The results of the anamnestic questionnaire regarding personal habits, physical activity, pelvic floor muscle training, sexual activity and hormone replacement therapy are shown in Table 4. Physical activity was evaluated (from sedentary lifestyle to intensive physical excercise) and no important difference between the patients and controls were observed. Dividing the participants into two groups regarding sufficient and insufficient physical activity (Table 4) did not bring any significant difference between patients and controls, either. Smoking habits were comparable in both groups. However, more patients than controls were taking hormone replacement therapy, almost reaching statistical importance (p = 0.06).
Table 4
Prevalence of vitamin D deficiency in POP patients vs. controls.

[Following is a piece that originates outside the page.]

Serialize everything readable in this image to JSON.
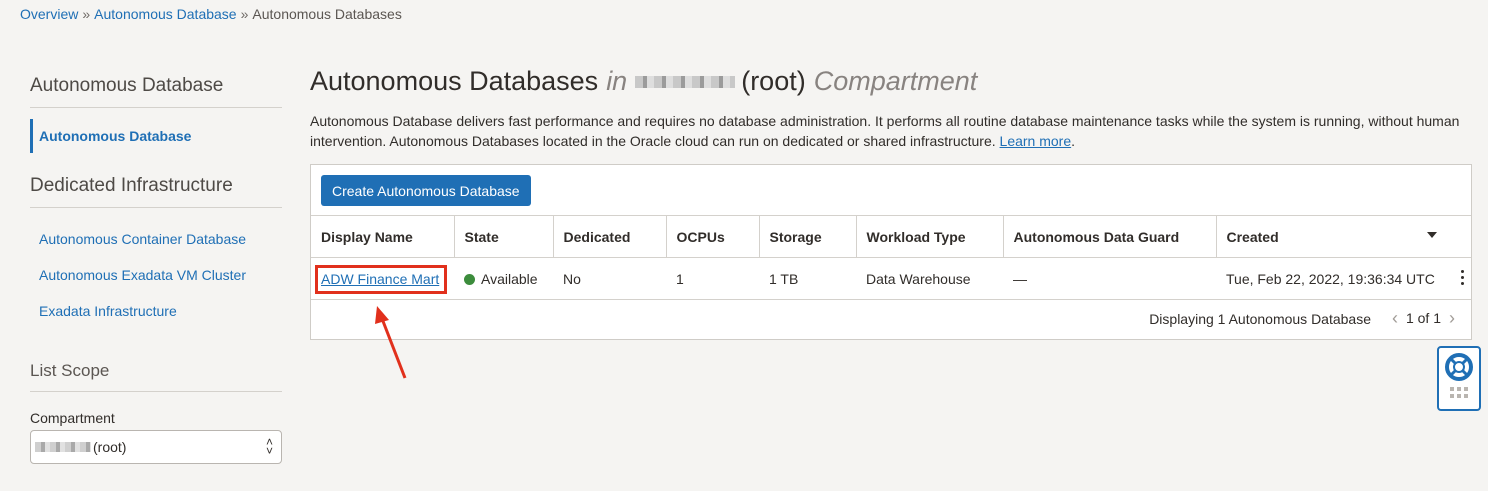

| POP patients No. (%) | Controls No. (%) |
Vitamin D deficiency YES (No.) | 33 (66.0%) | 21 (43.8%) |
Vitamin D deficiency NO (No.) | 17 (34.0%) | 27 (56%) |
Total (No.) | 50 | 48 |
Chi2 (1) = 4.90, p = 0.027 |
Regarding the pattern of POP, 28 patients had cytocele, 20 patiens the combination of cystocele and rectocele, but 1 patient had rectocele only. In 1 patient with POP there was an isolated apical prolapse without cysto- or rctocele. Patients with a cystocele were more prone to vitamin D deficiency (p < 0.05), but patients with a rectocele (p = 0.78) were not (Fig. 2, Fig. 3).
Multivariate discriminant analyses extracted two important predictive variables from the set of dependent variables (vitamin D, age, serum Ca, serum P, body mass index) to predict having POP or no. These are age and vitamin D. The multivariate discriminant analysis on these two variables and POP (Wilks ƛ = 0.905, p = 0.009, structure matrix koeficients regarding mathematical function of POP, are: for age = 0.72, for vitamin D= -0.63) showed, that vitamin D and age are predictive factors (without gynaecological examination) for correctly placing patient in POP group in 58%, and in 71% for predicting that women belong to control group.